Probably the most active corporate venturing unit over the past four years in terms of volume of activity has perhaps been a surprising one – Spain-based telecoms group Telefónica.

Apart from misleadingly-named venture capital firm 500 Startups’ 1,200 deals in its first five years, it is hard to find another group that matches Telefónica’s €275m ($300m) invested in 680 companies through its Open Future programme led by general manager Ana Segurado.

Segurado joined Telefónica in 2012 to launch Amerigo, a network of VC funds with public and private co-investors focusing on tech investments, before expanding her role to the other areas under what is now called Open Future.

Amerigo now has six funds, with an aggregated size of €345m including Telefónica’s commitments, in Germany, Spain, Brazil, Mexico, Peru, Colombia and Chile.

Amerigo has 76 companies in its portfolio, including Job&Talent, Carto and Adjust, and its exits include Ticketbits.

Wayra, the corporate accelerator network of Telefónica Open Future with 11 spaces in 10 countries, has been its primary vehicle by volume, having invested €30m in more than 500 of these startups worldwide since its launch in 2011. In 2015, Volo, which had been started at the Munich Wayra accelerator, was sold to Germany-listed Rocket Internet.

Since 2014, Segurado has also been leading Telefónica Ventures, Telefónica´s corporate venture fund with investment focus in North America, Israel and Europe. Telefónica Ventures has invested more than €60m in 19 companies, including Quantenna, Sigfox, Boku and Cyanogen, and exited others, such as Box and Amobee.

Before joining Telefónica, Segurado spent more than 10 years as investment manager in Inversiones Ibersuizas, now Portobello Capital, a Spain-based private equty firm with more than €500m under management.

And this perspective was important when taking on all three areas under Open Future.

Javier Placer, CEO of Open Future, said: “Bringing private equity management skills into a view that also takes into account the strategic goals of a multinational company is the key vision that Ana, now one of the most respected professionals of the VC industry, has brought to my team.”

And Jack Leeney, former head of Telefónica Ventures in the US before his move to be a partner at 7GlobalCapital, agreed. “Segurado was very market-driven and from a private equity background, which was always helpful to do this role within a large corporate.”

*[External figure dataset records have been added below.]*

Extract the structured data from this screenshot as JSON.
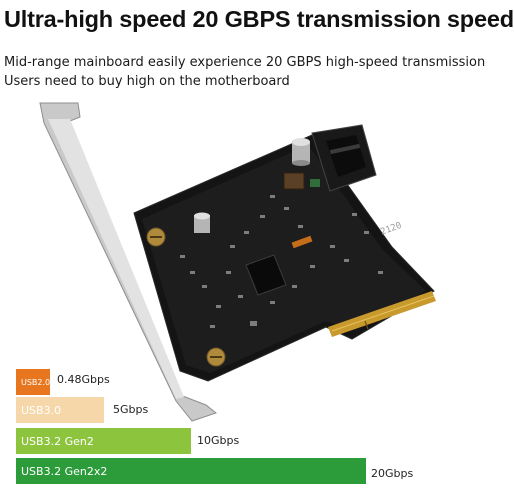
{
  "headline": "Ultra-high speed 20 GBPS transmission speed",
  "subtitle_lines": [
    "Mid-range mainboard easily experience 20 GBPS high-speed transmission",
    "Users need to buy high on the motherboard"
  ],
  "board_marking": "2120",
  "bars": [
    {
      "label": "USB2.0",
      "value": "0.48Gbps",
      "speed_gbps": 0.48,
      "color": "#e8761e"
    },
    {
      "label": "USB3.0",
      "value": "5Gbps",
      "speed_gbps": 5,
      "color": "#f6d7a9"
    },
    {
      "label": "USB3.2 Gen2",
      "value": "10Gbps",
      "speed_gbps": 10,
      "color": "#8cc43d"
    },
    {
      "label": "USB3.2 Gen2x2",
      "value": "20Gbps",
      "speed_gbps": 20,
      "color": "#2c9b3a"
    }
  ]
}
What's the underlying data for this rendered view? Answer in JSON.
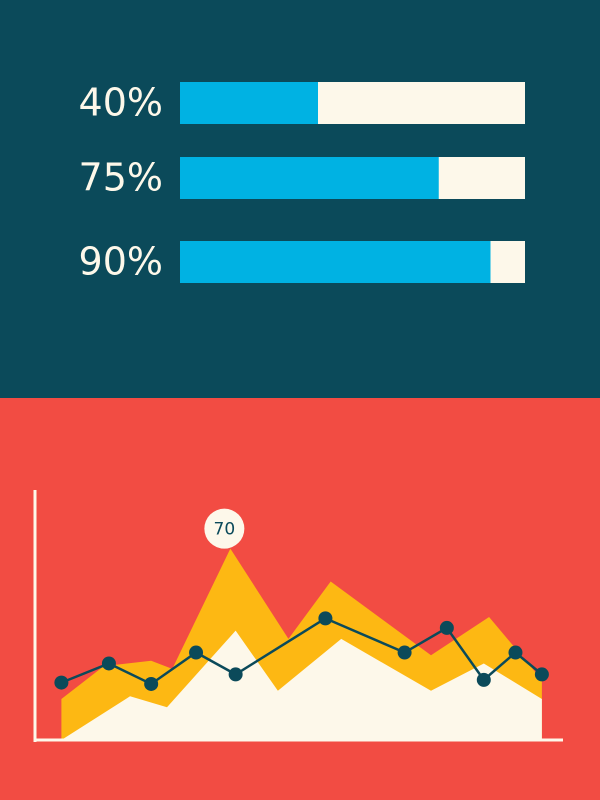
{
  "chart_data": [
    {
      "type": "bar",
      "values": [
        40,
        75,
        90
      ],
      "value_labels": [
        "40%",
        "75%",
        "90%"
      ],
      "xlim": [
        0,
        100
      ],
      "color": "#00b2e3",
      "track_color": "#fdf8ea",
      "background": "#0b4a5a"
    },
    {
      "type": "area",
      "background": "#f24c43",
      "xlim": [
        0,
        100
      ],
      "ylim": [
        0,
        90
      ],
      "series": [
        {
          "type": "area",
          "color": "#fdb813",
          "x": [
            5,
            13,
            22,
            26,
            37,
            48,
            56,
            75,
            86,
            96
          ],
          "values": [
            15,
            27,
            29,
            26,
            70,
            37,
            58,
            31,
            45,
            22
          ]
        },
        {
          "type": "area",
          "color": "#fdf8ea",
          "x": [
            5,
            18,
            25,
            38,
            46,
            58,
            75,
            85,
            96
          ],
          "values": [
            0,
            16,
            12,
            40,
            18,
            37,
            18,
            28,
            15
          ]
        },
        {
          "type": "line",
          "color": "#0b4a5a",
          "x": [
            5,
            14,
            22,
            30.5,
            38,
            55,
            70,
            78,
            85,
            91,
            96
          ],
          "values": [
            21,
            28,
            20.5,
            32,
            24,
            44.5,
            32,
            41,
            22,
            32,
            24
          ]
        }
      ]
    }
  ]
}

Segurado said what attracted her to corporate venture capital was “the potential of generating strategic value for a corporate beyond financial investment activity”.

She added: “In the case of Telefónica, the scope of the project was also very interesting, with global presence and broad scope of investment in the digital arena.

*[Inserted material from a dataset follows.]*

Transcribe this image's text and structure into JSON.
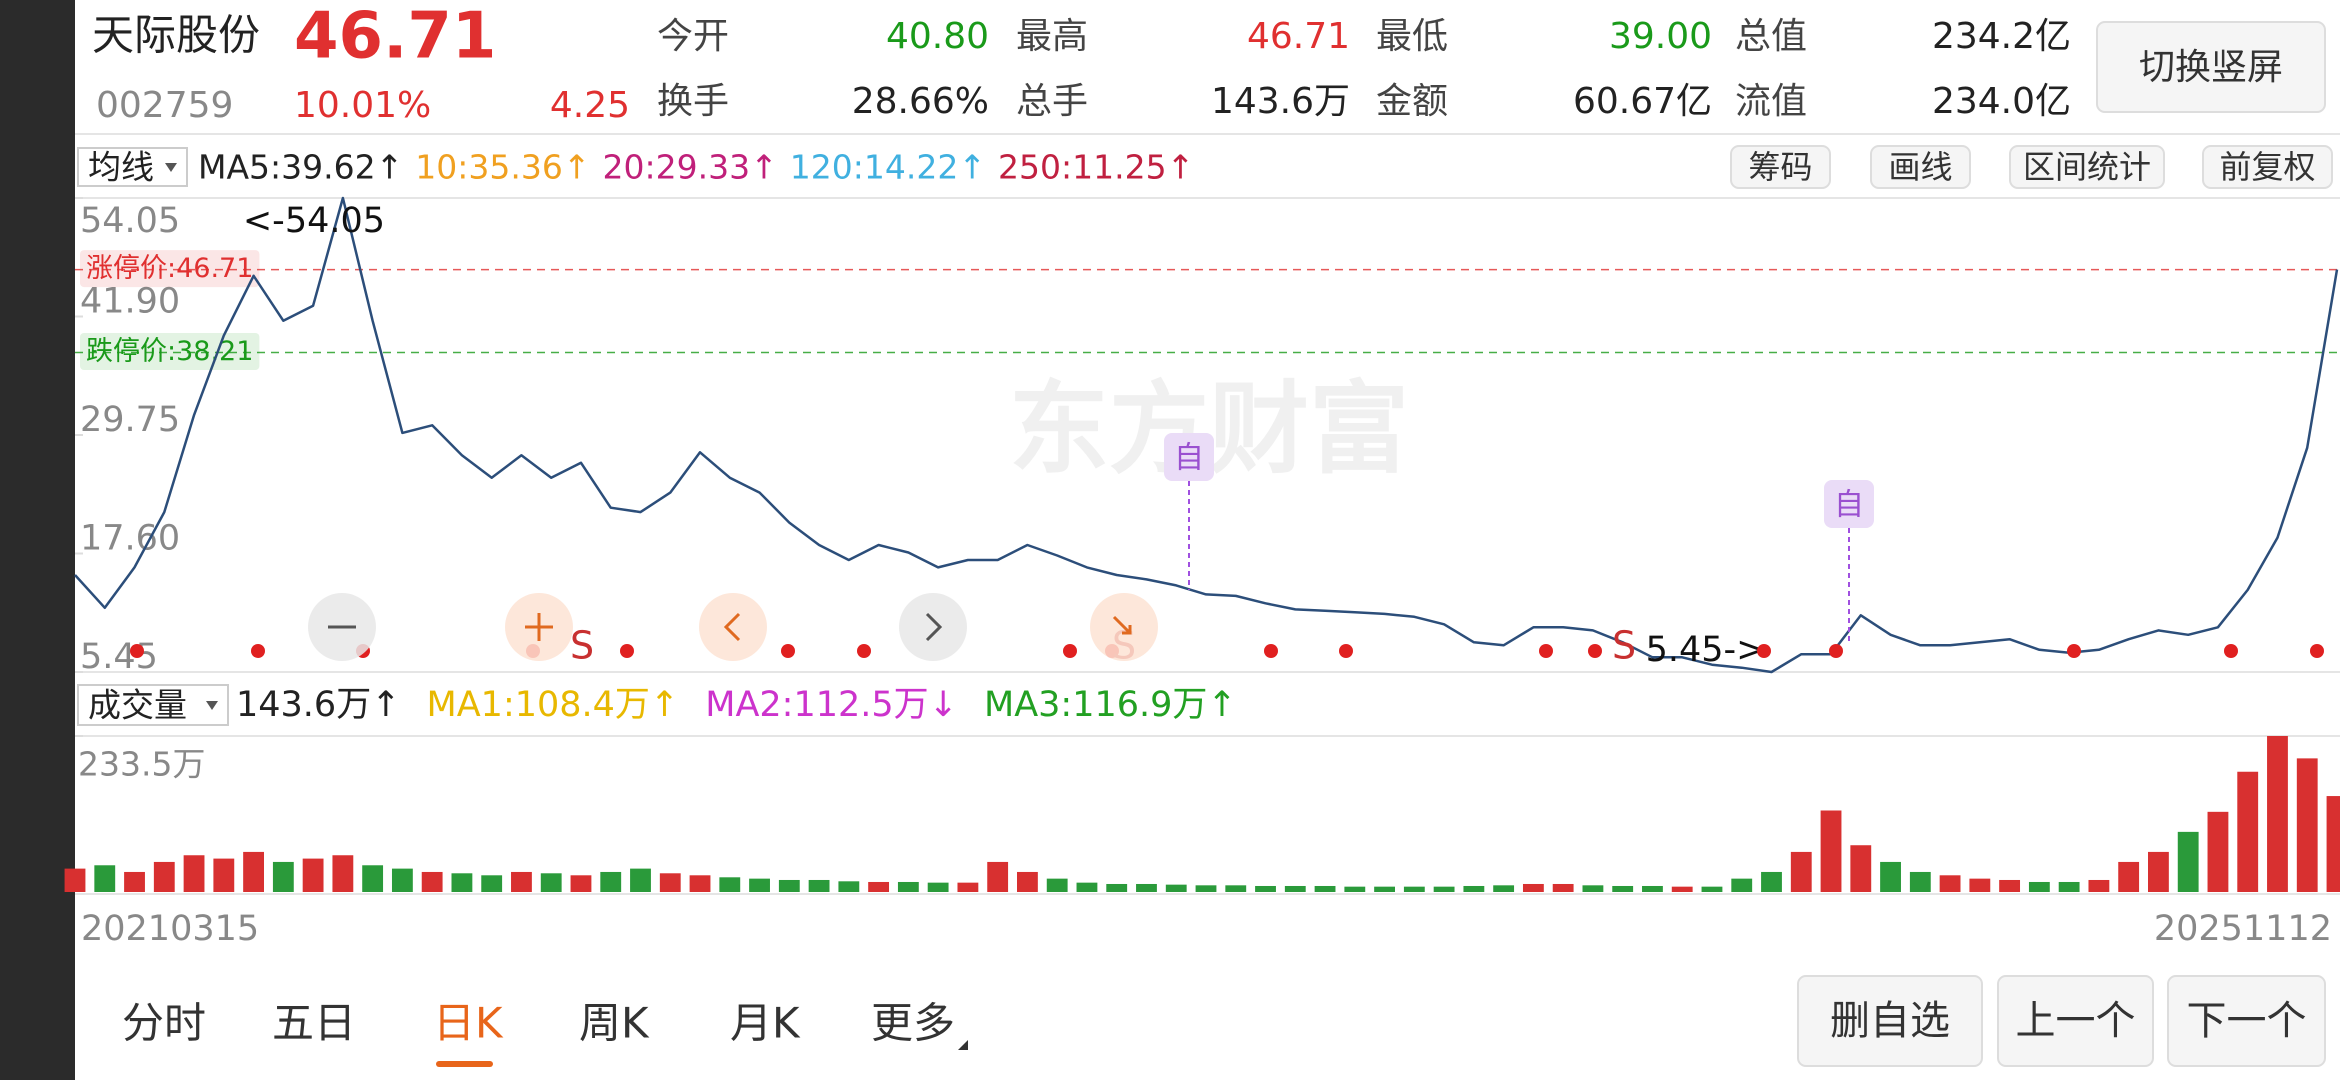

“Telefónica Open Future has achieved €100m of cumulated revenues and savings for Grupo Telefónica coming as a result of the collaboration between Telefónica and the portfolio companies.

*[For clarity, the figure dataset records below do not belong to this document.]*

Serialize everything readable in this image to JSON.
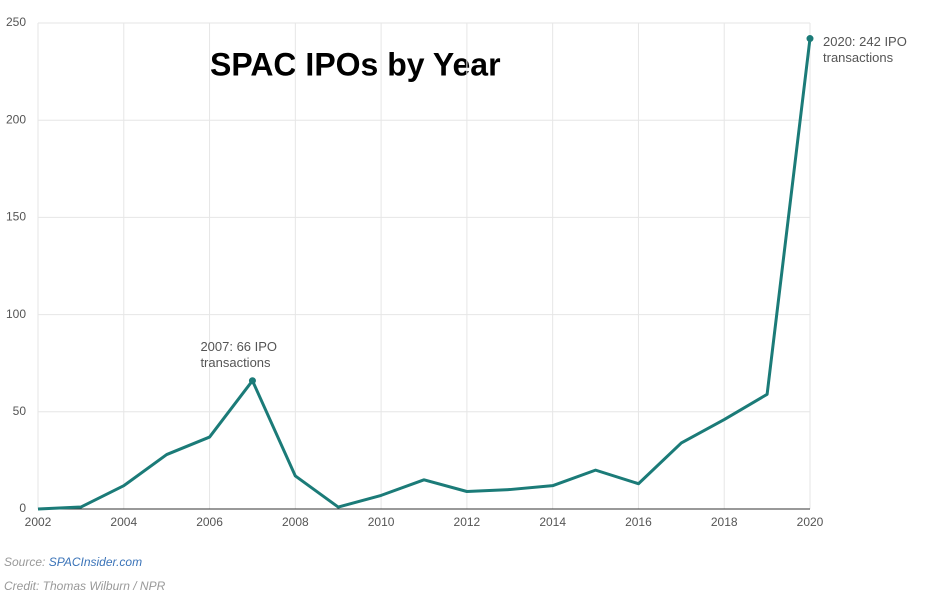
{
  "chart_data": {
    "type": "line",
    "title": "SPAC IPOs by Year",
    "x": [
      2002,
      2003,
      2004,
      2005,
      2006,
      2007,
      2008,
      2009,
      2010,
      2011,
      2012,
      2013,
      2014,
      2015,
      2016,
      2017,
      2018,
      2019,
      2020
    ],
    "series": [
      {
        "name": "SPAC IPOs",
        "color": "#1b7b78",
        "values": [
          0,
          1,
          12,
          28,
          37,
          66,
          17,
          1,
          7,
          15,
          9,
          10,
          12,
          20,
          13,
          34,
          46,
          59,
          242
        ]
      }
    ],
    "xlim": [
      2002,
      2020
    ],
    "xticks": [
      2002,
      2004,
      2006,
      2008,
      2010,
      2012,
      2014,
      2016,
      2018,
      2020
    ],
    "ylim": [
      0,
      250
    ],
    "yticks": [
      0,
      50,
      100,
      150,
      200,
      250
    ],
    "grid": true,
    "annotations": [
      {
        "x": 2007,
        "y": 66,
        "text": [
          "2007: 66 IPO",
          "transactions"
        ]
      },
      {
        "x": 2020,
        "y": 242,
        "text": [
          "2020: 242 IPO",
          "transactions"
        ]
      }
    ],
    "source_label": "Source:",
    "source": "SPACInsider.com",
    "credit": "Credit: Thomas Wilburn / NPR"
  }
}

“Quantenna is a good case study of success in CVC. Since 2011, and with current prices of the stock after the IPO, we have multiplied by almost four times the money invested, in terms of value.

“At the same time we have a great commercial relationship between Telefónica and Quantenna. Telefónica has acquired during this time more than 2 million chipsets from Quantenna, and Quantenna technology has been very relevant for the deployment of Movistar TV in Spain.”

But delivering such an effective entrepreneur-to-corporate relationship is tough. Segurado said her biggest challenges had been “making collaboration happen successfully between the portfolio companies and Telefónica” and, even for such a keen traveller and historian, managing “a team located in 10 different countries across Europe and America and in very different economies and environments”.

Her main advice to other CVCs, therefore, was to “let potfolio companies live independently from the big corporation and do not oversell to invested companies the value you can bring to them in terms of business or commercial opportunities within the parent company”.

But having made so many investments, the opportunity to deliver more Quantenna-type successes looms.

This challenge of repetition and scaling to a company as large as Telefónica faces all startups, something students of Segurado’s entrepreneurship course at the Universidad Pontificia Comillas-ICADE for the past decade know well.

Segurado, who studied at the university in the 1990s, is applying these lessons to Telefónica. She said her ambition was “to multiply the ebitda [earnings before interest, tax, depreciation and amortisation] contribution of my area to the company”.

Under Open Future’s Placer – included in GCV’s Powerlist 2016 – Telefónica seems to have made a good call with Segurado’s hire.